First of all, the distinction between landmark destinations and neighborhood parks seems artificial to me. Can’t we have brilliant, distinctive neighborhood parks? I’d hazard that Boston’s Chinatown Park fits the bill.

The shape and location aren’t limits; the Greenway isn’t any narrower than nearby Post Office Square Park, a mere 1.7 acres on top of a parking garage (which pays for the park). The location? The Greenway’s parcels directly across from South Station, the New England Aquarium, and Rowe’s Wharf seem like fine tourist destinations to me.

No, what the Greenway is lacking is inspiration—and the money to make permanent improvements. Nobody wants to make a commitment, so why not have some fun with temporary installations? Last year’s Big Hammock was a great start. I’d love to see a giant shiny purple jelly bean across from the Federal Reserve Building, or  a couple of edible-walled Eat Houses near Haymarket.

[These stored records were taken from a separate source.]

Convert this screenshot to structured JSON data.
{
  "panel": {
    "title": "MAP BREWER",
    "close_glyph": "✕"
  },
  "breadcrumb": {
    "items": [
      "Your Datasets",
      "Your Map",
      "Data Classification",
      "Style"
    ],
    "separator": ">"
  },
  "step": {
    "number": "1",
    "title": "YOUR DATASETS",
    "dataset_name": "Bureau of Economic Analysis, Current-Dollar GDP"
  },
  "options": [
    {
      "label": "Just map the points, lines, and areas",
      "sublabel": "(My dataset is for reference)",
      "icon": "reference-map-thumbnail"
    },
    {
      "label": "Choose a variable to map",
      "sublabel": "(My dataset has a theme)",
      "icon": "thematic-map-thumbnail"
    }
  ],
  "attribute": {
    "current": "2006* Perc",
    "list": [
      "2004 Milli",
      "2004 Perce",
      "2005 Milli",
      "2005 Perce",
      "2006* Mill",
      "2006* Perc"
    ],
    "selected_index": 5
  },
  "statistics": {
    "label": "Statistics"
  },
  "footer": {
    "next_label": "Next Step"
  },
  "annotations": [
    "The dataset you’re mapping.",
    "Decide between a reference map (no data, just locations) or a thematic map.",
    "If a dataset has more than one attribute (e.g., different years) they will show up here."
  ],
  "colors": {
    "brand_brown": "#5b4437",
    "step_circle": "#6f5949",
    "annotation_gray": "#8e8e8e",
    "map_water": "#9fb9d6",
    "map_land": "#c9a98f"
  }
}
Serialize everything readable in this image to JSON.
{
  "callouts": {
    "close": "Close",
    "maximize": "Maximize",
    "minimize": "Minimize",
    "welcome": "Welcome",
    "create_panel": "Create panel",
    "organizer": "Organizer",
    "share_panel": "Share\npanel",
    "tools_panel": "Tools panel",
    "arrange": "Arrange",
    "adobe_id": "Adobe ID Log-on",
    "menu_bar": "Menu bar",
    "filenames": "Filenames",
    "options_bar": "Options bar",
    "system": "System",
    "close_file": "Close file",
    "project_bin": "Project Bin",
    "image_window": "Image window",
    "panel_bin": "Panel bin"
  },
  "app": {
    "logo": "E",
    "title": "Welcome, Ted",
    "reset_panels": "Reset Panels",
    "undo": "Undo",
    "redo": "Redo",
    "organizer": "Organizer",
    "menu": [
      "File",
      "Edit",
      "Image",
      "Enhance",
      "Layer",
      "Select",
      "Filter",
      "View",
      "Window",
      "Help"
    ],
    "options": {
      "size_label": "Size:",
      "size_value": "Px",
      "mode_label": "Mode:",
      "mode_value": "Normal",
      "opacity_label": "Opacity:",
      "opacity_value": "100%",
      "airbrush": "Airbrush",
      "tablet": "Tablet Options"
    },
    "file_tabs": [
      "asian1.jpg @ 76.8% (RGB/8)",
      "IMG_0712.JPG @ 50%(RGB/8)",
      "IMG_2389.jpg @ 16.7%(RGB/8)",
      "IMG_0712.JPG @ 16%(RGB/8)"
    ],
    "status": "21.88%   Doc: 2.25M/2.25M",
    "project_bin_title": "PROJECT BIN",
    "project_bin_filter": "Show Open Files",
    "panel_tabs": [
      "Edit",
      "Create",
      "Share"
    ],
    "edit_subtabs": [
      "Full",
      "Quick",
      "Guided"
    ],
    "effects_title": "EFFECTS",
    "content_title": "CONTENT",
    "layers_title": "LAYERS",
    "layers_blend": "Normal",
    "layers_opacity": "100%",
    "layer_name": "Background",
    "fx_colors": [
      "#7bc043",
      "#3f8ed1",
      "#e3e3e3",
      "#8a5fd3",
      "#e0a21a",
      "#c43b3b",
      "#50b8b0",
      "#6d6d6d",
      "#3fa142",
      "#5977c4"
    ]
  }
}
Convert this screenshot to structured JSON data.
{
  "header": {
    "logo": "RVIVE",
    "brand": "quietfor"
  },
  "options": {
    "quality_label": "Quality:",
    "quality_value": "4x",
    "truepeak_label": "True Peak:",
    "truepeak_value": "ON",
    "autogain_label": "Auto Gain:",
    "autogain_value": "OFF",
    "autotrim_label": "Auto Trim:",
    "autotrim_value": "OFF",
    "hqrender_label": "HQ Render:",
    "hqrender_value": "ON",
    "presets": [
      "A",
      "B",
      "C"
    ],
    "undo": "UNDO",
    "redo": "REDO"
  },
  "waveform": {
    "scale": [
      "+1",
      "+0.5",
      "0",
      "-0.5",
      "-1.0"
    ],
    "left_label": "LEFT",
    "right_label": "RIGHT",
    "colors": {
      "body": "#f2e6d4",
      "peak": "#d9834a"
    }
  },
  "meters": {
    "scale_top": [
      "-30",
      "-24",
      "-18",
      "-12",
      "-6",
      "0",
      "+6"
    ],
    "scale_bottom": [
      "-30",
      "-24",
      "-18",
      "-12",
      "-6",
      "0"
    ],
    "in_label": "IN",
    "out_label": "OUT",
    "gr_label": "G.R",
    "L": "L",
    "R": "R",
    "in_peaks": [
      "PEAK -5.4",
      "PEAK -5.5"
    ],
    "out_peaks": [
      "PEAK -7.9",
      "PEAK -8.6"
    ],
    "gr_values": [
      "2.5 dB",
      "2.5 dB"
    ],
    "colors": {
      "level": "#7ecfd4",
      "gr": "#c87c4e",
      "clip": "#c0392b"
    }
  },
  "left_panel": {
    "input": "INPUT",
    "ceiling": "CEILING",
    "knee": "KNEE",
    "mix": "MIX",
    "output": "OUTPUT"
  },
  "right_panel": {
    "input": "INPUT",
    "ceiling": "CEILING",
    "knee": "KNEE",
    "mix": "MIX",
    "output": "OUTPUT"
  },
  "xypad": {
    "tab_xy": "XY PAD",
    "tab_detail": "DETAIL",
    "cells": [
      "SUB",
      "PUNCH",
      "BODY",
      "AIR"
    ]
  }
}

There is one group that isn’t afraid to make a commitment to the Greenway. The Boston Tree Party is going to be planting a pair of heirloom apple trees on the Greenway on Sunday, April 10, to kick off their campaign to plant 100 pairs of apple trees in civic spaces all over Boston. I wish them patience; in my limited experience, New England’s apple trees are attacked by every insect and fungus known to humanity. But if they give up on vulnerable fruit, I bet they could replace it with a nice, clean, slightly used algae farm, cheap.